The Clevinger trade also might serve as a referendum on the Padres’ questionable track record of player development. If Quantrill and Miller had been retained, would they have excelled like they have lately? Maybe not.
Clevinger still has a handful of months to salvage some value for San Diego. Speaking of value, what’s happened to Reyes? The Padres have missed his infectious personality, and they’re barely getting any production out of their DH spot, but I do think they saw some of this eventually coming when they moved a clubhouse favorite in 2019.
Meisel: Reyes is in one of those slumps where even if you aren’t aware of his slash line — it’s .139/.171/.215, by the way — you can get a sense of it from any seat in the ballpark, based on his body language, swing decisions and/or frustration with the home-plate umpire. His metrics are brutal: at or near the bottom of the league in strikeout rate, whiff rate, walk rate and expected output. He has struck out in nearly half of his plate appearances, a league-leading 38 times.
The Guardians need his power, too. There’s a lineup full of contact-oriented hitters around him, and when they struggle to string together walks, singles and doubles, it helps to have his muscle in the middle. Instead, he’s struggled to the point where Francona has dropped him in the order, much earlier in the season than he usually makes such a move with a veteran. Reyes’ track record would suggest he’ll eventually reverse course, but … it’s been ugly.
Reyes and Hedges are two of the more vocal members of Cleveland’s clubhouse, especially if ranking by decibel level. Their leadership is important for a team with the league’s youngest roster.
Reyes came to Cleveland with Logan Allen — who was designated for assignment Sunday — in the Trevor Bauer deal, which netted the Padres Taylor Trammell, whom San Diego later traded as part of the package to land Austin Nola, who supplanted Hedges at catcher. Man, chronicling all of Preller’s wheeling and dealing can make one’s head spin.
Speaking of which, it’s no surprise these teams discussed a Ramírez trade before the start of the season. By now Siri knows whom Antonetti is attempting to dial when he asks to “Call A.J.”
Lin: That trade would have been bonkers. Abrams might have been the headliner going back to Cleveland, but for a player of Ramírez’s caliber, I imagine the Guardians were rightfully asking for multiple additional pieces. If they’d come to an agreement, the Clevinger deal would have paled in comparison.
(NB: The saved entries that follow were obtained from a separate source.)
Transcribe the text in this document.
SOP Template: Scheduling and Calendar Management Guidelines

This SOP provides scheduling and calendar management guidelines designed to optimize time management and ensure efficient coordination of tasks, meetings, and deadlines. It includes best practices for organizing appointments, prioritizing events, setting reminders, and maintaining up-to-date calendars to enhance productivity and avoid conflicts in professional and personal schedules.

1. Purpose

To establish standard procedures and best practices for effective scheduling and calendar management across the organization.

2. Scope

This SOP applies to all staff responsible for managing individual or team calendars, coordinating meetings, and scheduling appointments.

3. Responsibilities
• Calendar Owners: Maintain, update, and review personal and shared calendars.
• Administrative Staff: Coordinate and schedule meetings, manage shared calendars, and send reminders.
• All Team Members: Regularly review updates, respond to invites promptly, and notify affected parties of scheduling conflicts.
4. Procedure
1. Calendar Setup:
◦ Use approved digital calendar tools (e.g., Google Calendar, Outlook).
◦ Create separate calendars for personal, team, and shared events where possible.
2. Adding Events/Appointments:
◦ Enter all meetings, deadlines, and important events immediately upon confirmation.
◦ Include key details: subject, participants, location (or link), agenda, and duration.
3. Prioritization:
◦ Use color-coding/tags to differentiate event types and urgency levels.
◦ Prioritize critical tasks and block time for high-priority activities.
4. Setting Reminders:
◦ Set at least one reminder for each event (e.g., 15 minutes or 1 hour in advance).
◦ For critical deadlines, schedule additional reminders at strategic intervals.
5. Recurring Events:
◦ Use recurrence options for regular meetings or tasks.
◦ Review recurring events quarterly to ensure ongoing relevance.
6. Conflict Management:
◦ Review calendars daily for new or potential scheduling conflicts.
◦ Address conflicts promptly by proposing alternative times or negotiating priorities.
And even though Ramírez is newly signed to an extension and has a no-trade clause, I would never rule out Preller making another attempt in the future.
In the meantime, the Padres are in a decent spot. They’re 15-8 despite the aforementioned weaknesses and the absence of Fernando Tatis Jr. Melvin and Niebla have been breaths of fresh air. Clevinger could provide a boost for a rotation that’s already humming.
All of this isn’t to say that Preller will be content sitting still. He doesn’t really know how to, at least not for long. Maybe this two-game series will set the groundwork for more deals between these teams?
Meisel: There’s no sense in betting against that. They already know each others’ organizations as well as they know their own. How about an Amed Rosario-for-Dinelson Lamet swap? On second thought, let’s leave this to Preller and Antonetti. It’s about time for their daily phone call anyway.